Читать «Палачи и жертвы (сборник)» онлайн - страница 165

Кирилл Анатольевич Столяров

Стало быть, Солженицын во всем признался. Как это произошло — сразу? Нет. На первом допросе 20 февраля он заявил, что антисоветской деятельностью не занимался (лист дела 20). Что же вынудило Солженицына изменить первоначальные показания?

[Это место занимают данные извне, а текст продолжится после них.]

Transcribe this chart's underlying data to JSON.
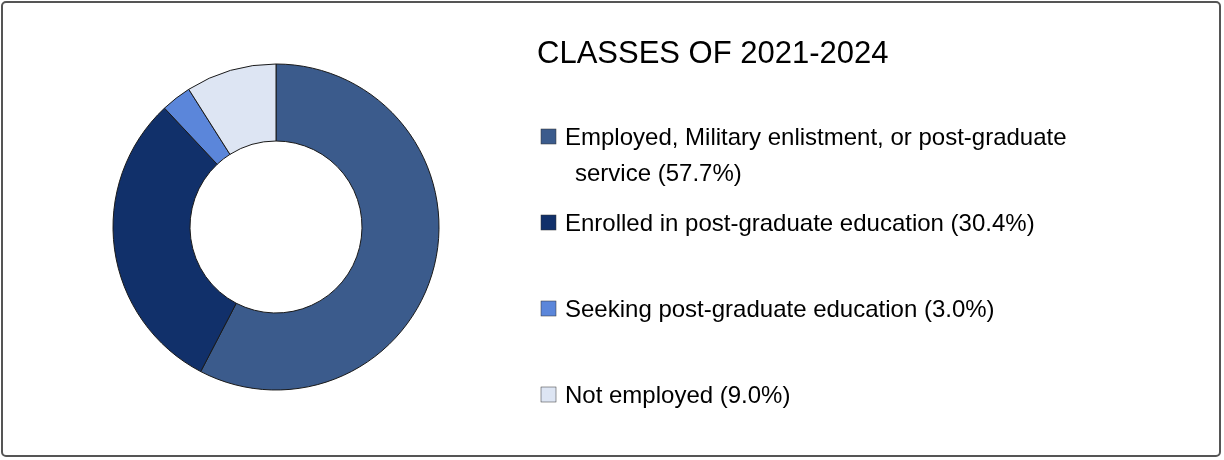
{
  "chart_data": {
    "type": "donut",
    "title": "CLASSES OF 2021-2024",
    "categories": [
      "Employed, Military enlistment, or post-graduate service (57.7%)",
      "Enrolled in post-graduate education (30.4%)",
      "Seeking post-graduate education (3.0%)",
      "Not employed (9.0%)"
    ],
    "values": [
      57.7,
      30.4,
      3.0,
      9.0
    ],
    "colors": [
      "#3b5b8c",
      "#11306a",
      "#5b86da",
      "#dde5f3"
    ],
    "legend": "right"
  }
}
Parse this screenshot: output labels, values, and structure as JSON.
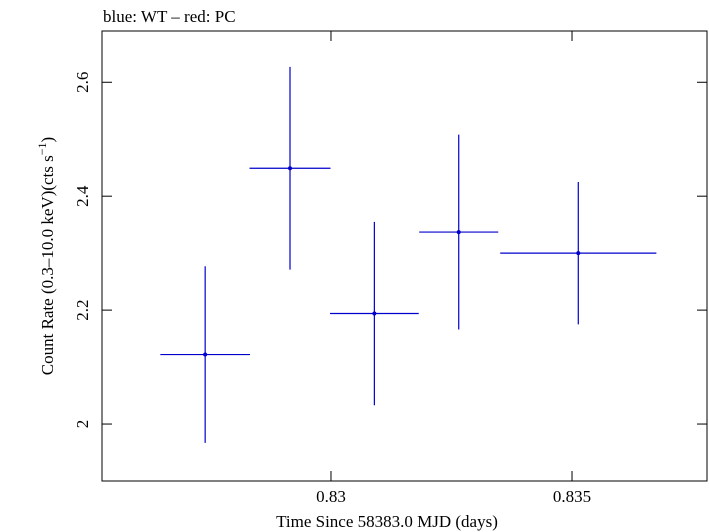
{
  "chart_data": {
    "type": "scatter",
    "title": "blue: WT – red: PC",
    "xlabel": "Time Since 58383.0 MJD (days)",
    "ylabel_main": "Count Rate (0.3–10.0 keV)(cts s",
    "ylabel_sup": "−1",
    "ylabel_close": ")",
    "xlim": [
      0.82525,
      0.8378
    ],
    "ylim": [
      1.9,
      2.69
    ],
    "x_ticks": [
      0.83,
      0.835
    ],
    "x_tick_labels": [
      "0.83",
      "0.835"
    ],
    "y_ticks": [
      2.0,
      2.2,
      2.4,
      2.6
    ],
    "y_tick_labels": [
      "2",
      "2.2",
      "2.4",
      "2.6"
    ],
    "grid": false,
    "series": [
      {
        "name": "WT",
        "color": "#0000cc",
        "points": [
          {
            "x": 0.82739,
            "xerr": 0.00093,
            "y": 2.122,
            "yerr": 0.155
          },
          {
            "x": 0.82915,
            "xerr": 0.00084,
            "y": 2.449,
            "yerr": 0.178
          },
          {
            "x": 0.8309,
            "xerr": 0.00092,
            "y": 2.194,
            "yerr": 0.161
          },
          {
            "x": 0.83265,
            "xerr": 0.00082,
            "y": 2.337,
            "yerr": 0.171
          },
          {
            "x": 0.83513,
            "xerr": 0.00162,
            "y": 2.3,
            "yerr": 0.125
          }
        ]
      }
    ]
  }
}
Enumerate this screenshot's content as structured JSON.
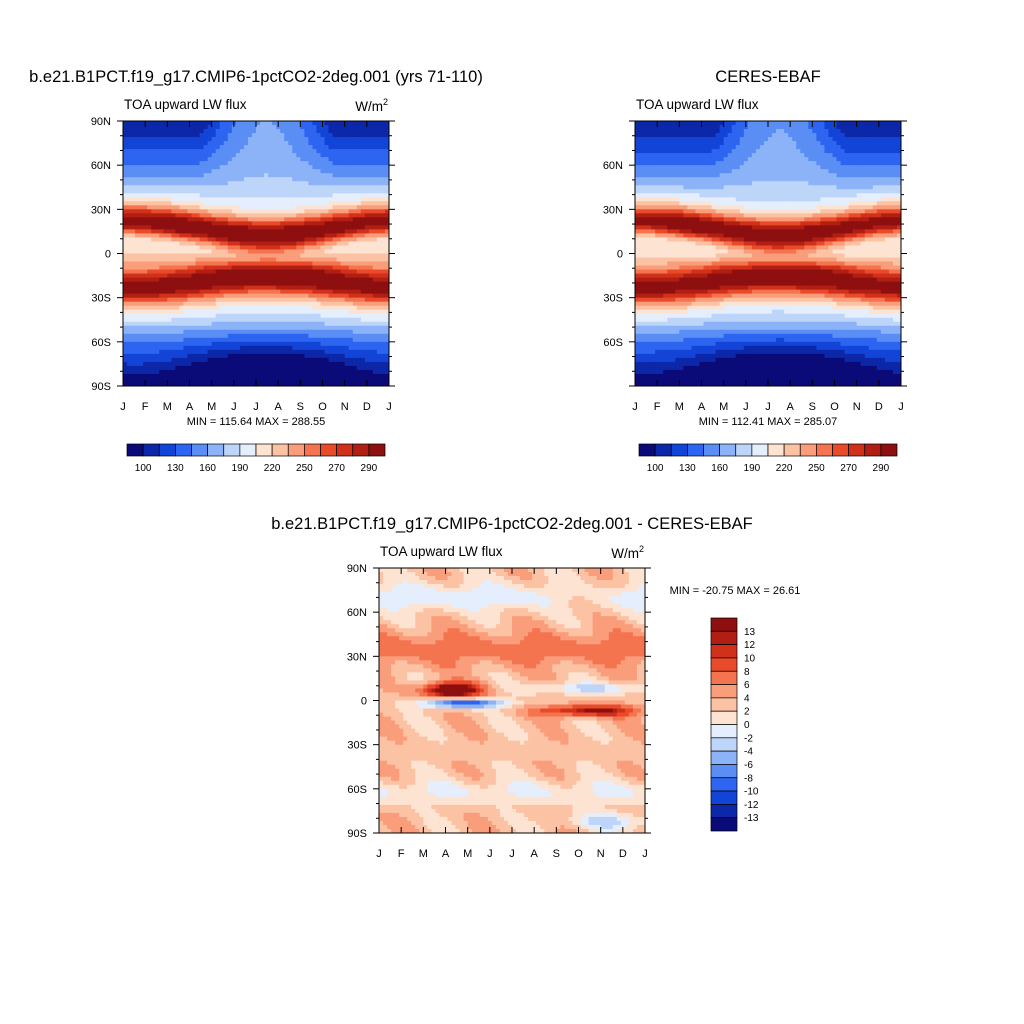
{
  "figure": {
    "units": "W/m",
    "units_exp": "2",
    "month_ticks": [
      "J",
      "F",
      "M",
      "A",
      "M",
      "J",
      "J",
      "A",
      "S",
      "O",
      "N",
      "D",
      "J"
    ]
  },
  "chart_data": [
    {
      "type": "heatmap",
      "title": "b.e21.B1PCT.f19_g17.CMIP6-1pctCO2-2deg.001 (yrs 71-110)",
      "subtitle": "TOA upward LW flux",
      "show_units": true,
      "xlabel": "",
      "ylabel": "",
      "x_tick_labels": [
        "J",
        "F",
        "M",
        "A",
        "M",
        "J",
        "J",
        "A",
        "S",
        "O",
        "N",
        "D",
        "J"
      ],
      "y_tick_labels": [
        "90N",
        "60N",
        "30N",
        "0",
        "30S",
        "60S",
        "90S"
      ],
      "ylim": [
        -90,
        90
      ],
      "stats": "MIN = 115.64 MAX = 288.55",
      "min": 115.64,
      "max": 288.55,
      "colorbar": {
        "orientation": "horizontal",
        "labels": [
          "100",
          "130",
          "160",
          "190",
          "220",
          "250",
          "270",
          "290"
        ],
        "colors": [
          "#0a0a78",
          "#0c27a8",
          "#1344d8",
          "#2d65f0",
          "#5a8ef5",
          "#8cb2f7",
          "#bed5fa",
          "#e4eefc",
          "#fde3d2",
          "#fcc2a4",
          "#f99d7b",
          "#f57450",
          "#e94a2a",
          "#d1301b",
          "#b01e14",
          "#8e0f0f"
        ]
      }
    },
    {
      "type": "heatmap",
      "title": "CERES-EBAF",
      "subtitle": "TOA upward LW flux",
      "show_units": false,
      "xlabel": "",
      "ylabel": "",
      "x_tick_labels": [
        "J",
        "F",
        "M",
        "A",
        "M",
        "J",
        "J",
        "A",
        "S",
        "O",
        "N",
        "D",
        "J"
      ],
      "y_tick_labels": [
        "60N",
        "30N",
        "0",
        "30S",
        "60S"
      ],
      "ylim": [
        -90,
        90
      ],
      "stats": "MIN = 112.41 MAX = 285.07",
      "min": 112.41,
      "max": 285.07,
      "colorbar": {
        "orientation": "horizontal",
        "labels": [
          "100",
          "130",
          "160",
          "190",
          "220",
          "250",
          "270",
          "290"
        ],
        "colors": [
          "#0a0a78",
          "#0c27a8",
          "#1344d8",
          "#2d65f0",
          "#5a8ef5",
          "#8cb2f7",
          "#bed5fa",
          "#e4eefc",
          "#fde3d2",
          "#fcc2a4",
          "#f99d7b",
          "#f57450",
          "#e94a2a",
          "#d1301b",
          "#b01e14",
          "#8e0f0f"
        ]
      }
    },
    {
      "type": "heatmap",
      "title": "b.e21.B1PCT.f19_g17.CMIP6-1pctCO2-2deg.001 - CERES-EBAF",
      "subtitle": "TOA upward LW flux",
      "show_units": true,
      "xlabel": "",
      "ylabel": "",
      "x_tick_labels": [
        "J",
        "F",
        "M",
        "A",
        "M",
        "J",
        "J",
        "A",
        "S",
        "O",
        "N",
        "D",
        "J"
      ],
      "y_tick_labels": [
        "90N",
        "60N",
        "30N",
        "0",
        "30S",
        "60S",
        "90S"
      ],
      "ylim": [
        -90,
        90
      ],
      "stats": "MIN = -20.75 MAX =  26.61",
      "min": -20.75,
      "max": 26.61,
      "colorbar": {
        "orientation": "vertical",
        "labels": [
          "13",
          "12",
          "10",
          "8",
          "6",
          "4",
          "2",
          "0",
          "-2",
          "-4",
          "-6",
          "-8",
          "-10",
          "-12",
          "-13"
        ],
        "colors": [
          "#8e0f0f",
          "#b01e14",
          "#d1301b",
          "#e94a2a",
          "#f57450",
          "#f99d7b",
          "#fcc2a4",
          "#fde3d2",
          "#e4eefc",
          "#bed5fa",
          "#8cb2f7",
          "#5a8ef5",
          "#2d65f0",
          "#1344d8",
          "#0c27a8",
          "#0a0a78"
        ]
      }
    }
  ]
}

Сам А. И. Солженицын отмечал в книге «Архипелаг ГУЛАГ»: «Мой следователь ничего не применял ко мне, кроме бессонницы, лжи и запугивания — методов совершенно законных». Написаны эти слова, без сомнения, с изрядной долей горькой иронии, поэтому понимать их надо отнюдь не буквально. Но, с другой стороны, достаточно ли подобного психо–физического воздействия, чтобы за каких–то десять дней (первое признание Солженицына датировано 3 марта — лист дела 31) сломить волю подследственного, вчерашнего фронтовика, не раз лицом к лицу сталкивавшегося со смертельной опасностью, и склонить его к признанию? Думаю, что все обстояло сложнее — Солженицын, судя по всему, быстро ощутил бесперспективность борьбы, ибо противостоял не следователю Езепову, а молоху бездушной государственной машины, которую тот олицетворял в меру своих способностей. Кроме того, письма и дневники вкупе с актом судебнографической экспертизы служили доказательствами по делу, а в дневниках встречались записи покруче тех, что возмутили капитана Либина, — там, в частности, содержалось утверждение, что наше государство — подумать только! — «приняло в основу буржуазные, а еще чаще феодальные способы правления» (лист дела 84). Присущий каждому инстинкт самосохранения диктует гибкую тактику — в поистине безвыходных условиях предпочтительнее не отрицать, а соглашаться. Вспомним «Один день Ивана Денисовича»: «Расчет был у Шухова простой: не подпишешь — бушлат деревянный, подпишешь — хоть поживешь малость».